I, like numerous others, have for quite some time been winning millions and millions of pounds in lotteries if the SMSs are to be believed. Sadly, many people fall to the wiles of the scamsters. Recently it was in news that a gentleman from Beliaghata had shelled out nearly Rs 1 lac as processing fee to get `SMS lottery' money that never came. The racket was busted when three Nigerians were arrested from Delhi's Pantnagar.
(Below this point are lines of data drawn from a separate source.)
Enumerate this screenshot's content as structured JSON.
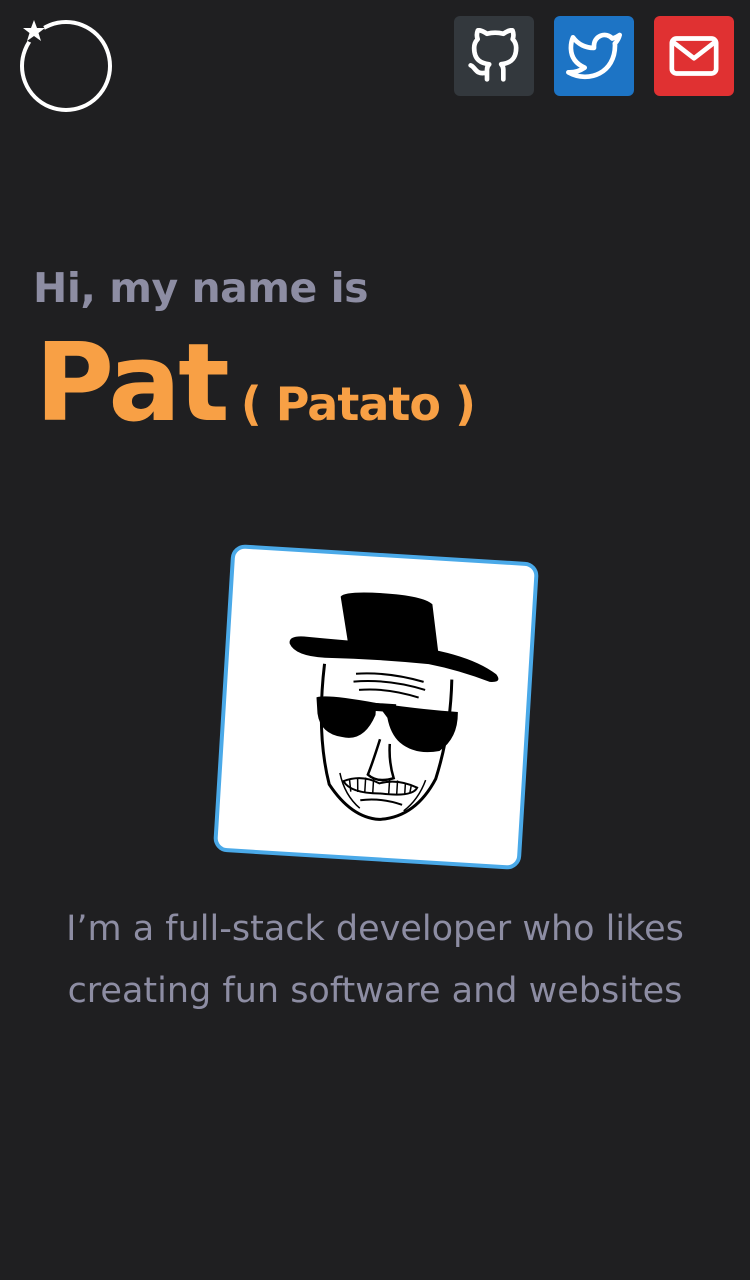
{
  "header": {
    "logo_icon": "circle-star-logo-icon",
    "social": [
      {
        "name": "github",
        "icon": "github-icon",
        "color": "#33383d"
      },
      {
        "name": "twitter",
        "icon": "twitter-icon",
        "color": "#1d74c5"
      },
      {
        "name": "email",
        "icon": "mail-icon",
        "color": "#e03132"
      }
    ]
  },
  "hero": {
    "greeting": "Hi, my name is",
    "name": "Pat",
    "nickname": "( Patato )",
    "avatar_icon": "heisenberg-portrait-icon",
    "bio_line1": "I’m a full-stack developer who likes",
    "bio_line2": "creating fun software and websites"
  },
  "colors": {
    "background": "#1f1f21",
    "accent": "#f8a045",
    "muted_text": "#8d8da3",
    "avatar_border": "#4aa9e8"
  }
}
The next day I mentioned about this call to my point of contact in Vodafone, who, even before I could spell out the number, told me the call must have come from either 6742 or 4382. I was somewhat taken a back. She told me that these were basically high premium international destination numbers and whoever calls back on these numbers have to shell out a whopping Rs 100 plus per minimum units. She told me that many people who see this on their bills jump to the conclusion that their mobile service provider has cheated them. They, invariably, end up blaming and fighting with their mobile service providers.
I remember in early 1994 - 95 when I used to live in England there were certain phone services with designated number codes that had very high incoming call rates. The idea was to encourage the caller to be brief and to the point and end any conversation early or end up paying a hefty amount. Basically pay more if you wasting some ones time. In fact few company still have this kind of service in use.
After being briefed by Vodafone , it became clear that people, mostly from African countries, were using these codes to give blank calls at random to the people whose phone numbers they had accessed by various means. They target the numbers whose past bills shows that they make frequent international calls. Whoever responds to these international missed calls would end up footing huge bills while the cranksters rake in the moolah.
We all know how in friendship lines, using international code numbers, engage girls to entice people into lengthy chats to keep their cash registers ringing. Likewise, there are astrology, friendship and dating lines. But this missed call business is a new a strategy to fleece money from unsuspecting people who, often out courtesy, are just responding to a missed call.
As a child I used to hear stories from my grand parents and their folks that Indians have the best brains and the most ingenious ways of making money. True. It is indeed ingenious and also ignominious.